16 September 2015 By Robert Cole

After years of brewing speculation, Anheuser-Busch InBev has at last approached rival SABMiller about a takeover that would create the world’s largest beer company by a long shot – worth around $280 billion. A deal would crown years of global consolidation of the brewing industry and spark a climactic round of regional disposals, spins and amalgamations.

With a market value of 59 billion pounds ($91 billion), SAB would be the biggest acquisition yet by Carlos Brito, the Brazilian chief executive. Starting with a regional player in Latin America supported by the wily founders of 3G Capital, Brito merged with the Belgian brewer of Stella Artois, InBev, and eventually purchased the maker of Budweiser six years ago.

Brito’s skill at cost-cutting is allowing Anheuser, the brewer of Budweiser, to turn nearly 40 percent of its revenue into EBITDA in the current year, according to Eikon data. That’s nearly twice the peer median. SABMiller, led by Alan Clark, has a 30 percent EBITDA margin, although it is fast improving. Heineken and Carlsberg trail at 23 percent and 20 percent, respectively.

This track record may give Anheuser investors confidence to fund the deal, which at a 35 percent premium to SAB’s undisturbed stock price would come in at $100 billion. SABMiller is 41 percent held by two large shareholders, U.S. tobacco group Altria and Colombia’s Santo Domingo family, who would be likely to accept equity in the combination. That still leaves Anheuser needing to find another $59 billion or so to get the deal done.

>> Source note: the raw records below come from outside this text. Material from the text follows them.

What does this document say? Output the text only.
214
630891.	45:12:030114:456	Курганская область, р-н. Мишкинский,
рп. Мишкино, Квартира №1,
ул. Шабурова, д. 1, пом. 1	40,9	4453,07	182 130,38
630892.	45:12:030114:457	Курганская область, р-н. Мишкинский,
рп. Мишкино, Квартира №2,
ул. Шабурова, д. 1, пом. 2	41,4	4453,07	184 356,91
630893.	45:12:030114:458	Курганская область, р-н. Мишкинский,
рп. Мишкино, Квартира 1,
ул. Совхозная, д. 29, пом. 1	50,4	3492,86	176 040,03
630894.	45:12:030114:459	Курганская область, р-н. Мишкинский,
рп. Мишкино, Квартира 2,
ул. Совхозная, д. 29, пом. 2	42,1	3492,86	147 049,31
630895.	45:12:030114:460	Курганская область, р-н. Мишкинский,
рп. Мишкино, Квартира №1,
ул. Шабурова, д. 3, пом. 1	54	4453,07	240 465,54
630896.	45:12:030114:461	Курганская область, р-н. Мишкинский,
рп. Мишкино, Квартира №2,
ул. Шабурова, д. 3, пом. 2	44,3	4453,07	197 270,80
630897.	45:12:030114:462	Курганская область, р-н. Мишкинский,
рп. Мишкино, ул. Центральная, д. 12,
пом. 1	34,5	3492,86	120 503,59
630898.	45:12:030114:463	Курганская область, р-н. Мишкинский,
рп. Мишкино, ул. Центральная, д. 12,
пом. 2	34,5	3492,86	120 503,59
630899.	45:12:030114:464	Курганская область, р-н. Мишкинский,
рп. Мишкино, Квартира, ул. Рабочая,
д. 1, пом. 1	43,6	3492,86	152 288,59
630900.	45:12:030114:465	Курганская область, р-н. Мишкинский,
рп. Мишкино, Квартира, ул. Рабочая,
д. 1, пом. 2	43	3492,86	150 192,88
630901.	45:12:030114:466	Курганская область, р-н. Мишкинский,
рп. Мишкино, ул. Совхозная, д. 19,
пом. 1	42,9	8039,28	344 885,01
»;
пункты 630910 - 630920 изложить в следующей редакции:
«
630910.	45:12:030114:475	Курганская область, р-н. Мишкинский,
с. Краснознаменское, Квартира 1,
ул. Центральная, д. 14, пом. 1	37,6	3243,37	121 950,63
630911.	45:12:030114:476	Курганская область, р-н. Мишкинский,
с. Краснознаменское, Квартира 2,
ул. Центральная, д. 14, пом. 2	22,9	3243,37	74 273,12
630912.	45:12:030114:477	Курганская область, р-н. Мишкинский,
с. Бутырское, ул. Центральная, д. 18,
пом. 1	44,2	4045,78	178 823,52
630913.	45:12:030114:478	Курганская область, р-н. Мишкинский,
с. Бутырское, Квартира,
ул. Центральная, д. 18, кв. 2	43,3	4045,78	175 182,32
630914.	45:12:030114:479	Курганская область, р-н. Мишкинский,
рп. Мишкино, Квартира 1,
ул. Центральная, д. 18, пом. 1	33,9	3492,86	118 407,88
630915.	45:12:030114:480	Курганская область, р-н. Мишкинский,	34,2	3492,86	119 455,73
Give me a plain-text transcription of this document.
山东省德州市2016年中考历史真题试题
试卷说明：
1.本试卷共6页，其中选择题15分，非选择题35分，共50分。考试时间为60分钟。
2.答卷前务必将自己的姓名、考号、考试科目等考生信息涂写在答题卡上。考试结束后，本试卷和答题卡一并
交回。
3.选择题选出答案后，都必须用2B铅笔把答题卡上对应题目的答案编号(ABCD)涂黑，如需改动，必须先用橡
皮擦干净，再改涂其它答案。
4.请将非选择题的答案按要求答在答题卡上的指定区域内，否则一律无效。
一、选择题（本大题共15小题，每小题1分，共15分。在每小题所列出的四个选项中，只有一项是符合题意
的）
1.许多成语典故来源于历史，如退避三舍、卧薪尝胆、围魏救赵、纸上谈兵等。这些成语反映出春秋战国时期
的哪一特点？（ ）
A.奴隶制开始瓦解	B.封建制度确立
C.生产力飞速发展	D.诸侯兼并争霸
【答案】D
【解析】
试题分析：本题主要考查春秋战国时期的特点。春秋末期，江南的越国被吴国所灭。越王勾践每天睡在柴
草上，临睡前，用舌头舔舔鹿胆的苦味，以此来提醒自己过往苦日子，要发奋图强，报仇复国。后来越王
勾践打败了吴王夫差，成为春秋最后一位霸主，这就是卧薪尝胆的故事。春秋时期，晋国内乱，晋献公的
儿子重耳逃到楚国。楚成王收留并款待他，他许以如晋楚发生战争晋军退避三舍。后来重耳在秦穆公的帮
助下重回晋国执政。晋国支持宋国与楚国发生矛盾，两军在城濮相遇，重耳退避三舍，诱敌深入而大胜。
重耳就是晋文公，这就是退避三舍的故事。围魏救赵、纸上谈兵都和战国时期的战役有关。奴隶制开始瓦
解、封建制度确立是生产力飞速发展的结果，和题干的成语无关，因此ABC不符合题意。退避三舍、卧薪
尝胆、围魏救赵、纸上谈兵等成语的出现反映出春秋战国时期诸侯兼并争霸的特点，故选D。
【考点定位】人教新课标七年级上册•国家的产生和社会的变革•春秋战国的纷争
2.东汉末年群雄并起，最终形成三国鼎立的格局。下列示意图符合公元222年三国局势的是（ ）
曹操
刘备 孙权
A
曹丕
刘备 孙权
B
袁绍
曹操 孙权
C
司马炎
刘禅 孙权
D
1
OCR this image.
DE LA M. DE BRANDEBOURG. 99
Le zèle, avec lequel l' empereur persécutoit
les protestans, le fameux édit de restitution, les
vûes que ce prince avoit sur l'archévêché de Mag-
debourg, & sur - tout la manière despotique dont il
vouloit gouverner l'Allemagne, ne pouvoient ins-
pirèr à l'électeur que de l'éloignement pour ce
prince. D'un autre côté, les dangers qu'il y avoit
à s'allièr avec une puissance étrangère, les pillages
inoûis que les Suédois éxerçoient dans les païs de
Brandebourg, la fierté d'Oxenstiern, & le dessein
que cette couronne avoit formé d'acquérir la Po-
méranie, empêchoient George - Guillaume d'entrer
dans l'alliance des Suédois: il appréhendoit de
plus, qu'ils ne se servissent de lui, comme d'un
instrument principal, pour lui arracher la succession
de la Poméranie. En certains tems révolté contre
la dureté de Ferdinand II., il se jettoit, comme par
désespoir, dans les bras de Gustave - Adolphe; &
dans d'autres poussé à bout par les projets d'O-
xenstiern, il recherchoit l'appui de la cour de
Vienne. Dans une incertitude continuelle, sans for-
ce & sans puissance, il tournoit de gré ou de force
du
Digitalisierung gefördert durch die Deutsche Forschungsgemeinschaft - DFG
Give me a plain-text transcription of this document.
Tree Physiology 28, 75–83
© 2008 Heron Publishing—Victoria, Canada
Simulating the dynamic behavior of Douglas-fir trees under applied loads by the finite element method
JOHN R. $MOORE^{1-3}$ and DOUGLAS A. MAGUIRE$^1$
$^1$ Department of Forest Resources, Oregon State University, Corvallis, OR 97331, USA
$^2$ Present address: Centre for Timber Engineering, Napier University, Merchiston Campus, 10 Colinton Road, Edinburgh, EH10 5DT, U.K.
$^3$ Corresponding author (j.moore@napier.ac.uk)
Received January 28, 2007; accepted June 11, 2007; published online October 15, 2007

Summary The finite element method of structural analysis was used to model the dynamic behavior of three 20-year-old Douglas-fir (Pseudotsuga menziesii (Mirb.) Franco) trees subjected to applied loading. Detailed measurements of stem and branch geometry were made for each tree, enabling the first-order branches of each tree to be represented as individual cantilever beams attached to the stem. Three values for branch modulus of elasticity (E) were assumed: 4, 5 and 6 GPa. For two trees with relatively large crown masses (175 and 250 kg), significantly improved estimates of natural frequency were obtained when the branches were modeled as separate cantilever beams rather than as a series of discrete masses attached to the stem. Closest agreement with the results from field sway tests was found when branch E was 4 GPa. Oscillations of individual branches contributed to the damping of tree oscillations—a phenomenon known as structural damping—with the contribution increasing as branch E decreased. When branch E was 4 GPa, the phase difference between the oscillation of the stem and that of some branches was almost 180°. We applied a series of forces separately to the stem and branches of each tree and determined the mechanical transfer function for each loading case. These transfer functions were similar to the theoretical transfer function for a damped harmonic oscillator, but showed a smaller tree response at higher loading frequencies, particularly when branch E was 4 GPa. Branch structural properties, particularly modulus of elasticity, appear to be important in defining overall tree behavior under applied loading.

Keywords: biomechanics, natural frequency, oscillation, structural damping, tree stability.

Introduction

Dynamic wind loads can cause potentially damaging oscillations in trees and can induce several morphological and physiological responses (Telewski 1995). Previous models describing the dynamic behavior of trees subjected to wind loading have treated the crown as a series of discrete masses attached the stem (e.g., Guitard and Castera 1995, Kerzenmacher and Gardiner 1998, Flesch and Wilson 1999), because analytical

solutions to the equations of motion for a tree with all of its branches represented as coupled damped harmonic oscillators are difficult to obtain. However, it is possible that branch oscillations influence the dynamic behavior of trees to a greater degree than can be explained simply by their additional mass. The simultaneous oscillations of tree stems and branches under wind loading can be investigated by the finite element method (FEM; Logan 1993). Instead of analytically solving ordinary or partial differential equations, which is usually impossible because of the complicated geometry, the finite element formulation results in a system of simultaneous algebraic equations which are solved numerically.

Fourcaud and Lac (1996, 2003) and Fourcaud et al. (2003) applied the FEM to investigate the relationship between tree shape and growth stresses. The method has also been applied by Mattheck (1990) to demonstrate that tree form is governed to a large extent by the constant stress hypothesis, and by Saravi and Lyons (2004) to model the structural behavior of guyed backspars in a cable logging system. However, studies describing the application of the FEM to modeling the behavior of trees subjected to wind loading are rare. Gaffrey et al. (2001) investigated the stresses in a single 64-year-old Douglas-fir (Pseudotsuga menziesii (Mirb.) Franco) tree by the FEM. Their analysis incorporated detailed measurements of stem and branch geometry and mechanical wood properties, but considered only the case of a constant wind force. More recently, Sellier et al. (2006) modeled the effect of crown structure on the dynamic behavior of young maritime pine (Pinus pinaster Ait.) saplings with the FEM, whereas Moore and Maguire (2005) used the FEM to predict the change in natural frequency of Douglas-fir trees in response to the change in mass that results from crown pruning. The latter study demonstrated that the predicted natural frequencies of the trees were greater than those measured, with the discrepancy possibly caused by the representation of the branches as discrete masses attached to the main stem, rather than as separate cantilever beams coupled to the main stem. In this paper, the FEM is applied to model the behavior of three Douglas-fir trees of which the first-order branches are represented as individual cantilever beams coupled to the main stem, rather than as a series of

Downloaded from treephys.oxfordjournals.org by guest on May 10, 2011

However, gaining approval from antitrust watchdogs may be more complicated than appeasing shareholders. In the United States, Anheuser would almost certainly need to flog its 58 percent stake in the MillerCoors joint venture, presumably to partner Molson Coors. In China, SAB’s Snow brand may also need to find a new owner.

These and other mandatory disposals might give opportunities to Heineken, Carlsberg and Diageo, owner of Guinness. Equally, the financial returns generated by “ABSAB” might force Heineken and Carlsberg – controlled by a family and a foundation, respectively – to reconsider their own market positions. Whatever the case, a successful ABSAB will froth up Big Beer like never before.